Врач со «скорой» остановился, и на лице его можно было прочитать: «Ну, блин, приехали! Я так и знал!»

Барашков отпустил ручки каталки и, рявкнув врачу: «Заезжай!», быстро подошел к Дорну и совершенно неожиданно для него и даже для самого себя огромной своей рыжей лапищей сильно взял Владика за горло и даже чуть приподнял его над землей.

– Удушу в момент, если что! – сказал Барашков быстро в самое лицо Владику, и вид его при этом был действительно такой страшный, а горло действительно было сжато настолько сильно, что Владик не мог даже пискнуть.

Владик был хоть и высок, и гибок, и спортивен, но в сравнении с Барашковым напоминал всего лишь стройную березку рядом с могучим здоровенным дубом.

– Если будешь ставить палки в колеса, размажу по стенке, молокосос! – добавил Барашков, и Владик правильно оценил и потное, напряженное, взволнованное лицо Аркадия, и решительный взгляд его глаз, и раздувающиеся от гнева ноздри.

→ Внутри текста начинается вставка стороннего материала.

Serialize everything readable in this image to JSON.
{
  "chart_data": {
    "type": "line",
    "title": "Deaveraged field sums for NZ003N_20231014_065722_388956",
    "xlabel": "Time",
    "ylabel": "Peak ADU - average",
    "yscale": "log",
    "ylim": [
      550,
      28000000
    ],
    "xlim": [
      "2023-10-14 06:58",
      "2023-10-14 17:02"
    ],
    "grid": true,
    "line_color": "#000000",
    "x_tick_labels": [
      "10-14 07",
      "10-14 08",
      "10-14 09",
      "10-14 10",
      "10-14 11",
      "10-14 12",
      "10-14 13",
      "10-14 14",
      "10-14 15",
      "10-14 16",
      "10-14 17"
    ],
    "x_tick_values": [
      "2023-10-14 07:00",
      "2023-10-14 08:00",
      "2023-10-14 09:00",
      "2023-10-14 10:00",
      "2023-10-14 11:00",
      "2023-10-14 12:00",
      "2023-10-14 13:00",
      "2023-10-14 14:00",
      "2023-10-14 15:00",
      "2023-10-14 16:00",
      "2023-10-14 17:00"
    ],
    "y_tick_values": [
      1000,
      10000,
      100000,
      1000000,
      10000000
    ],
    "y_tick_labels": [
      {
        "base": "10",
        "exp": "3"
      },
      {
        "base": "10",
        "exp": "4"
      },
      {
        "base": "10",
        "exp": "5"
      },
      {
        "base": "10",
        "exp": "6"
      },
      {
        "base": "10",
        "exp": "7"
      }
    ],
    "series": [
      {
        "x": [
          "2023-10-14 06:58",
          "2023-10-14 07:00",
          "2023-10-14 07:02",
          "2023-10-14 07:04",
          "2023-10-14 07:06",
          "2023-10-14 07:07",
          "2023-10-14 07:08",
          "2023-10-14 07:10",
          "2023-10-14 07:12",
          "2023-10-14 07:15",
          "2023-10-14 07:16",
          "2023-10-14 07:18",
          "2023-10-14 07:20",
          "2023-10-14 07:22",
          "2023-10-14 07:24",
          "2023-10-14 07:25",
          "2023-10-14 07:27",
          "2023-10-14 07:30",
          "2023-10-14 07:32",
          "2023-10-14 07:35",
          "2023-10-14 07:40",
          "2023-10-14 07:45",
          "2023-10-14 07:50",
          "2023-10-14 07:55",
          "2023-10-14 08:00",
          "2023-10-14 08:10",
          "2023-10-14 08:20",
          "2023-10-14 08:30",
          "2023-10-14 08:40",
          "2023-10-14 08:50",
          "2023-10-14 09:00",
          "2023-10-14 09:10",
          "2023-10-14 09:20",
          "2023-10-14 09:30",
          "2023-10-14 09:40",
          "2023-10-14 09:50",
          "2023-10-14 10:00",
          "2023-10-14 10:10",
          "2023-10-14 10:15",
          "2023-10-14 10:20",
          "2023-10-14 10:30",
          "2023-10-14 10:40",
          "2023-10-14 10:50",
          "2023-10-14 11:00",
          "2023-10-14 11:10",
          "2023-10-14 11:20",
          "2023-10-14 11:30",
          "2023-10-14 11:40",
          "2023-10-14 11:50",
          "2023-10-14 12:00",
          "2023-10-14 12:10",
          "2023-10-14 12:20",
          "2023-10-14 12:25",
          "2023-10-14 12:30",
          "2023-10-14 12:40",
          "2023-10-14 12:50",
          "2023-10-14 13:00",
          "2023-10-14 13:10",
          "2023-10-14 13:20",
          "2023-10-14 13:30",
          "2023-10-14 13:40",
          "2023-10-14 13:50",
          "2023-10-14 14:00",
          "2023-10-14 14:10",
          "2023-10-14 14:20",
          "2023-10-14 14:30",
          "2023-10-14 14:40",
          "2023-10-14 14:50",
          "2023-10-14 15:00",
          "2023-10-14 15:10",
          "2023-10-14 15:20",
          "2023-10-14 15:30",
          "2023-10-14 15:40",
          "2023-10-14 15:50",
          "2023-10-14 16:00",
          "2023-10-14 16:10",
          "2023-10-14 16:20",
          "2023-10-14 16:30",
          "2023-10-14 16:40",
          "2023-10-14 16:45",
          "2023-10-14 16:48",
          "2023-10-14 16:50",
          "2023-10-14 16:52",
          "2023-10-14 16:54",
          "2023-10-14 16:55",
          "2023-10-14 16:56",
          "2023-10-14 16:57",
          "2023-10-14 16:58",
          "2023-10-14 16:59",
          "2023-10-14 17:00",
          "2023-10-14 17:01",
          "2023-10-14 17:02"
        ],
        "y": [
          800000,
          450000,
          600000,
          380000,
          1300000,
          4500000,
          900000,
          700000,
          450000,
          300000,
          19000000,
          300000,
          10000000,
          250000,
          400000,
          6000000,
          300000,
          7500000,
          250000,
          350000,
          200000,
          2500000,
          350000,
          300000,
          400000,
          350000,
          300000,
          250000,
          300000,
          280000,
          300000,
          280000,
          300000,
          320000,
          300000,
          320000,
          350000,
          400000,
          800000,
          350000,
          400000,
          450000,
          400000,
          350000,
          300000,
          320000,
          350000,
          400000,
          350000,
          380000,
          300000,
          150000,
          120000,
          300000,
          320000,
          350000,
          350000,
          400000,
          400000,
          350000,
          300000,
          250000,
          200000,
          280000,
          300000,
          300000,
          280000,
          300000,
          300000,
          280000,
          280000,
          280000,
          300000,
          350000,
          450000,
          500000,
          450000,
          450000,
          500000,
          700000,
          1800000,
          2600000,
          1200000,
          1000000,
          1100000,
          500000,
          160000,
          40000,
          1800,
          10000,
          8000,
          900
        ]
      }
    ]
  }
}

– Да пошел ты! – сквозь зубы произнес с ненавистью Владик Дорн, когда Барашков разжал наконец свою лапу и Владик обрел под ногами твердую почву. Аркадий не слышал: он ринулся в палату. Каталку туда уже закатили и в этот момент перекладывали Тину на функциональную кровать.

Дорн отвернулся, пошел по коридору.

– Ну все, с тобой покончено, рыжий козел! – чуть слышно, сам себе, осторожно крутя головой, проверяя подвижность шеи, сказал он.

Навстречу ему с капельницами уже бежали медсестры. Это дала им знак Маша, случайно увидевшая Барашкова с каталкой на первом этаже и быстро вернувшаяся в отделение на боковом лифте. Теперь она снова была в кабинете, стягивала на ходу пальто, искала глазами запропастившийся куда-то, как назло, фонендоскоп.

– Долго мы будем терпеть, как Барашков самоуправствует? – обратился к ней Дорн.

– Эта женщина – Валентина Николаевна Толмачева, наша бывшая заведующая, – пояснила Мышка, торопливо надевая халат. Фонендоскоп отыскался, он оказался в кармане. – Не уходи пока, мало ли что понадобится! В палате мы справимся без тебя, ты просто побудь в кабинете!

– Бывшая заведующая? Вот оно что! – Владик кое-что слышал о ней, Маша иногда рассказывала что-то из прошлой жизни отделения. – А что с ней случилось?

– Не знаю пока. – Маше было не до разговоров с Владиком.

Вид Тины глубоко поразил ее, она не видела свою бывшую заведующую два года. Но в Мышкиной памяти эта женщина оставалась достаточно молодой и симпатичной, хоть и простой, но уверенной в себе. Мышка многому от нее научилась, и каждый раз, когда она вспоминала о том, что в какой-то момент она вдруг приняла решение занять место Валентины Николаевны, ей было как-то неловко. Ей посоветовал так сделать отец. Правда, как она объясняла в свое оправдание, место заведующей тогда представляло собой дымящиеся руины, а теперь благодаря ее усилиям и деньгам отца здесь возник хоть и маленький, но современный новый город. Так Мышка говорила самой себе, и это было почти правдой.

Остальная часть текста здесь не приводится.